Thursday, November 26, 2009
THE cruise liner industry is expected to generate up to €50 million for the Dublin economy next year.
The Dublin Port Company has already lined up 80 liners — carrying a combined 80,000 passengers — to visit the capital in 2010 and this is expected to bring in revenues of anywhere between €35m and €50m to the local economy.
Enda Connellan, chief executive of the Dublin Port Company, said that despite the economic downturn, the port should see another busy cruise line season next year.
"Since 2000, upwards of half a million tourists have visited Dublin on cruise liners; bringing €350m to the city’s tourist economy.

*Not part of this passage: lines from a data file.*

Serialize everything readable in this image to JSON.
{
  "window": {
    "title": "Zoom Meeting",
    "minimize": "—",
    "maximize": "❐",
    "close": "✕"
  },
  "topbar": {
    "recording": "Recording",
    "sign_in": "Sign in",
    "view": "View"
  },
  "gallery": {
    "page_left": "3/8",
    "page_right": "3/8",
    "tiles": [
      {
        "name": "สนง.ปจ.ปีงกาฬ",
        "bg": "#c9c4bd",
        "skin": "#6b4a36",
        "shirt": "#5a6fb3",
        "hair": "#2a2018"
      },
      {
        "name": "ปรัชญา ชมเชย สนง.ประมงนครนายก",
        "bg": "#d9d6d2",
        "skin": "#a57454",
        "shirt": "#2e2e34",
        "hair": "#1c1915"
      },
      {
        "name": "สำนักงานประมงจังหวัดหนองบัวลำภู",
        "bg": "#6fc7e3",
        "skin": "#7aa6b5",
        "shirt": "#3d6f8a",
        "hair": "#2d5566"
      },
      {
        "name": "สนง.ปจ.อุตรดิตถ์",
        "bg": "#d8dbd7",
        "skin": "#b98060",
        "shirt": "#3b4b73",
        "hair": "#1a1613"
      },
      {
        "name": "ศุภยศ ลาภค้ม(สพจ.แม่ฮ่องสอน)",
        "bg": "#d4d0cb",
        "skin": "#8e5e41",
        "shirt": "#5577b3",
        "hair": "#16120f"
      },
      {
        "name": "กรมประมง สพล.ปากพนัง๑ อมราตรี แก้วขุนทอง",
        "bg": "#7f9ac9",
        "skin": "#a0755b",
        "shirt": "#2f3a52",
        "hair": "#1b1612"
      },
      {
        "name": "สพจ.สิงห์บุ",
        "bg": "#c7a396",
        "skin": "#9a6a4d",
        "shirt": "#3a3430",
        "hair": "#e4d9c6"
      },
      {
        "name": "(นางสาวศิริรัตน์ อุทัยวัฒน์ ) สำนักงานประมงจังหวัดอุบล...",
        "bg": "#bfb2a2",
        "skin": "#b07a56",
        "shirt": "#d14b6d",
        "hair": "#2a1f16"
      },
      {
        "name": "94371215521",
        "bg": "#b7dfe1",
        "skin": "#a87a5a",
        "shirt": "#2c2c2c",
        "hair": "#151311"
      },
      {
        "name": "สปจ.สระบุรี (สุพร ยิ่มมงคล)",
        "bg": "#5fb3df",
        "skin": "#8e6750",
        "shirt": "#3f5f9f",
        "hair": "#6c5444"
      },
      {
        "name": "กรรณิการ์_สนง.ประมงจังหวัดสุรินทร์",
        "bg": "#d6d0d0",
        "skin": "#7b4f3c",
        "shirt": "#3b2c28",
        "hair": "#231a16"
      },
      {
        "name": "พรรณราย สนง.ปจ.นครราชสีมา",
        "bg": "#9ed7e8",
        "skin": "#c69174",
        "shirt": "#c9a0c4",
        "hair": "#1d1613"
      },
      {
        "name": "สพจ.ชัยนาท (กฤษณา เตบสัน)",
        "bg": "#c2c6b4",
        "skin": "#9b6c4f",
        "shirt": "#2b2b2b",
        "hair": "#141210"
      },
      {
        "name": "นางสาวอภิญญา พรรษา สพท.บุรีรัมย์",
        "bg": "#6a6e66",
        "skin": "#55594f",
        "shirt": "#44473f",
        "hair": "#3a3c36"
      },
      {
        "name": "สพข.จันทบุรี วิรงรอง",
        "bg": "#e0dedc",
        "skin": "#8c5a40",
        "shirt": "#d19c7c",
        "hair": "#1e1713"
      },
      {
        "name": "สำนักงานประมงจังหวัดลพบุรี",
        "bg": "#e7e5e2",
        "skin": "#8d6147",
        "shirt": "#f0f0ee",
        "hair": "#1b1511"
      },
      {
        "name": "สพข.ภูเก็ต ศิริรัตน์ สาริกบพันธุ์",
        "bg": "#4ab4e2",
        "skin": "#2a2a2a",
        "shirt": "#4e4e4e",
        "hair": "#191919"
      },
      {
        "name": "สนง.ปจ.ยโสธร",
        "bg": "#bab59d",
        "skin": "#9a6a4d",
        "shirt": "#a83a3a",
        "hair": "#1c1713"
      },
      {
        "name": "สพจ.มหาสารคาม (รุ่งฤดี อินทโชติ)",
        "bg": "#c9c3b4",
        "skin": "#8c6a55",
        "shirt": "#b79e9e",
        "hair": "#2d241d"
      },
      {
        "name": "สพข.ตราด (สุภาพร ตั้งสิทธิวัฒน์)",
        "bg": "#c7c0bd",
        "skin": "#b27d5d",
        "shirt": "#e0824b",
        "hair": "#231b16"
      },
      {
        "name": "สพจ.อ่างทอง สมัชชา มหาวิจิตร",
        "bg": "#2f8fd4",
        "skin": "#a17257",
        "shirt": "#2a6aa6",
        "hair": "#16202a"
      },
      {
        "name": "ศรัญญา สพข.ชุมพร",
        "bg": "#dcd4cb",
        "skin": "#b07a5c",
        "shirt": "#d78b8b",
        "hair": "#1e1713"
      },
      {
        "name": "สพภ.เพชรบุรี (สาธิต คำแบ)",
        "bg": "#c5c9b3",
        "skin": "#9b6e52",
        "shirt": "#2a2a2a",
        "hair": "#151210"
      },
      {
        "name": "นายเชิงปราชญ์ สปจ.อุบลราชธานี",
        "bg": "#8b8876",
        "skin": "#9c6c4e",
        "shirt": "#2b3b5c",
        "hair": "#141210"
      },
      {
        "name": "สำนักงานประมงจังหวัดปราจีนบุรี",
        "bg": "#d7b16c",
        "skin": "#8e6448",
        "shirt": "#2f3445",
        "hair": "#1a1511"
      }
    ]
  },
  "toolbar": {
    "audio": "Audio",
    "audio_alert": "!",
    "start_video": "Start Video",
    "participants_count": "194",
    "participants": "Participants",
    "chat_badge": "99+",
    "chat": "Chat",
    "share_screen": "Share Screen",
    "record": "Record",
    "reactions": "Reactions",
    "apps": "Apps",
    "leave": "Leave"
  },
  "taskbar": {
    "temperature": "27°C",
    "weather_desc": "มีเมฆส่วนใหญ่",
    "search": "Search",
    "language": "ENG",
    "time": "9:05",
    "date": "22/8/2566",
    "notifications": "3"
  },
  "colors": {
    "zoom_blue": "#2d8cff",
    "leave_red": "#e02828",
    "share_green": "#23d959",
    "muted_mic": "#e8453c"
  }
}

This is an additional activity at the port that already handles €35m in trade, supports 4,000 jobs in the port estate and is a key asset to the city and the state in terms of facilitating job-creating trade, as well as generating taxes, rates and dividends," he added.
Since 2000, some 620 liners — carrying upwards of 500,000 passengers and crew — have passed through Dublin Port.
Mr Connellan said that things like the increased business from cruise liners justified the findings of the Department of Transport-commissioned report into the value of the port’s location — which judged that the retention of the port at its current site, with site expansion factored in, "would deliver the highest net present value in cost/benefit terms."
Meanwhile, economist Jim Power noted that Dublin Port’s decision to target a share of the international cruise ship market was a "forward-thinking and progressive step" towards securing the capital’s position as a top destination choice for visitors.